The basic idea is that, as part of a workout package with homeowners, lenders would reduce the principal owned along with or instead of the interest rate. But it’s not simply a matter of homeowners asking for a handout. (One way to think of it is a short sale — to the same owners.)
The Spiral of Doom: More than one in five homeowners is underwater. Thanks in large part to foreclosures, supply of homes is way higher than demand. That pushes values lower — and puts more homeowners underwater. That makes them more likely to default and be foreclosed upon… you get the picture.
The any-day-now deal between the states attorneys general and lenders who broke various laws in the robo-signing scandal is going to include principal reductions.
But if you think that’s letting people off the hook, think again. Most principal reduction plans don’t just forgive a chunk of a mortgage. A common caveat is that if the homeowner sells for a profit, that profit goes to the lender or investors. (So you can’t get a $300K loan written down to $250K, then sell the house for $300K and keep all the proceeds.)
The Obama Administration appears to favor some sort of wider principal reduction plan — or at least the general idea. It would keep people in their homes and reduce the glut of foreclosures — and thus protect property values.
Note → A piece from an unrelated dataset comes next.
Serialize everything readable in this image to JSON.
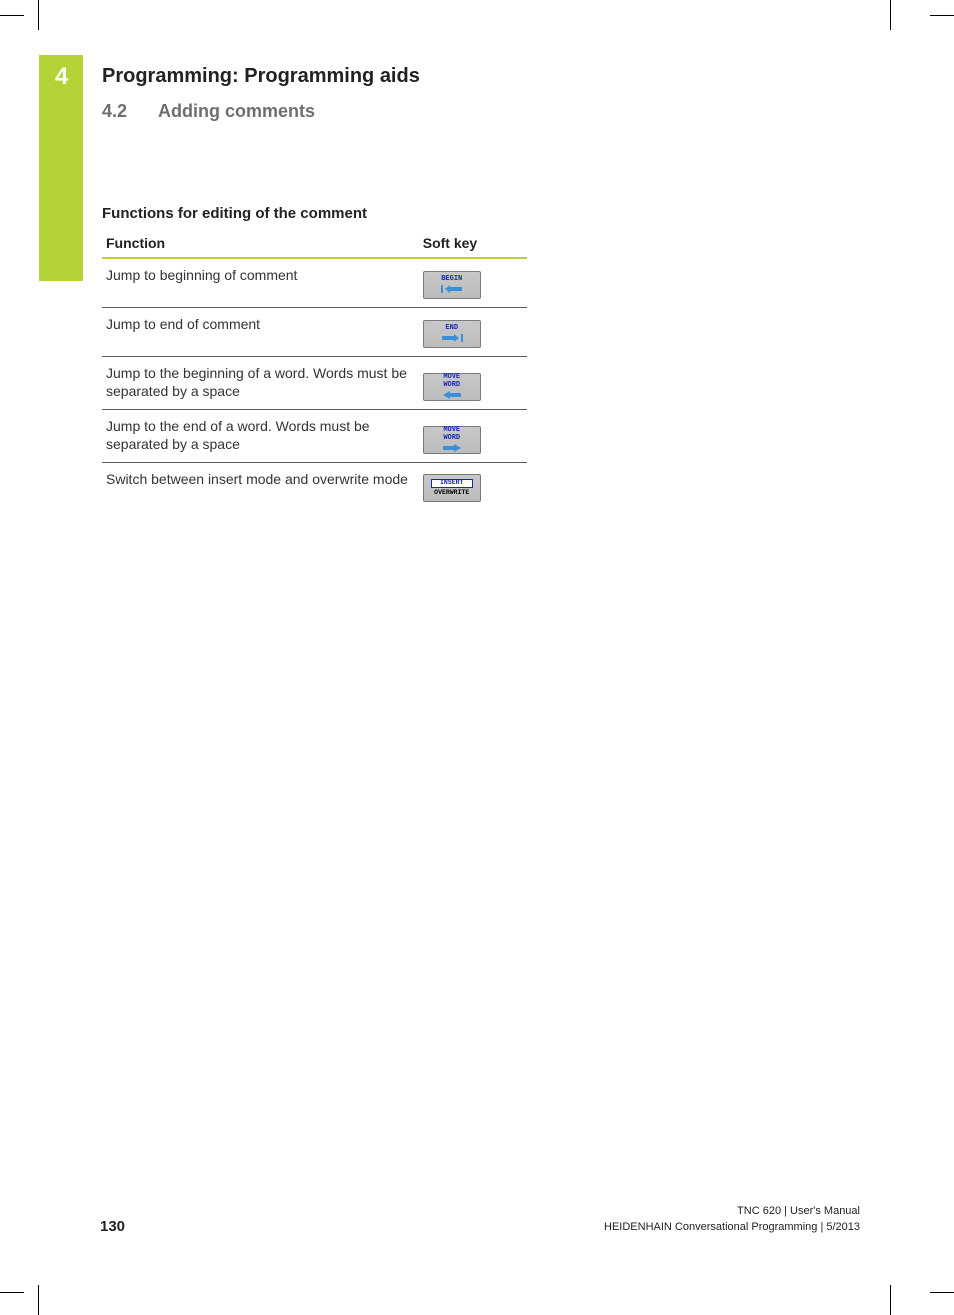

But… the Federal Housing Finance Agency (which now runs Fannie Mae and Freddie Mac) doesn’t support the idea. FHFA Acting Director Edward DeMarco said he’s afraid it would lead to losses that would end up on Fannie or Freddie’s shoulders, and those agencies are already hurting from bailing out the nation’s banks.
About four million loans owned (now) by Fannie and Freddie are currently underwater, meaning the property is worth less than the loan on the home.
An analysis from Fitch Ratings found that principal reductions would have a major and positive effect by reducing delinquencies and foreclosures.
FHFA did its own analysis and promised to share the results — but never has. Congress is considering subpoenas to force the agency to disclose what it found. (The logic being that if FHFA’s analysis supported DeMarco’s contention, the agency would have released the numbers.
The Obama Administration has said that it’s going to be more aggressive in pushing FHFA to offer plans that would protect homeowners and property values.
Finally, principal reduction isn’t all that unusual. Corporations do it all the time. Eastman Kodak, for example, is asking the government to require its lenders to accept principal reduction on the company’s loans. It’s called “filing for Chapter 11 bankruptcy.”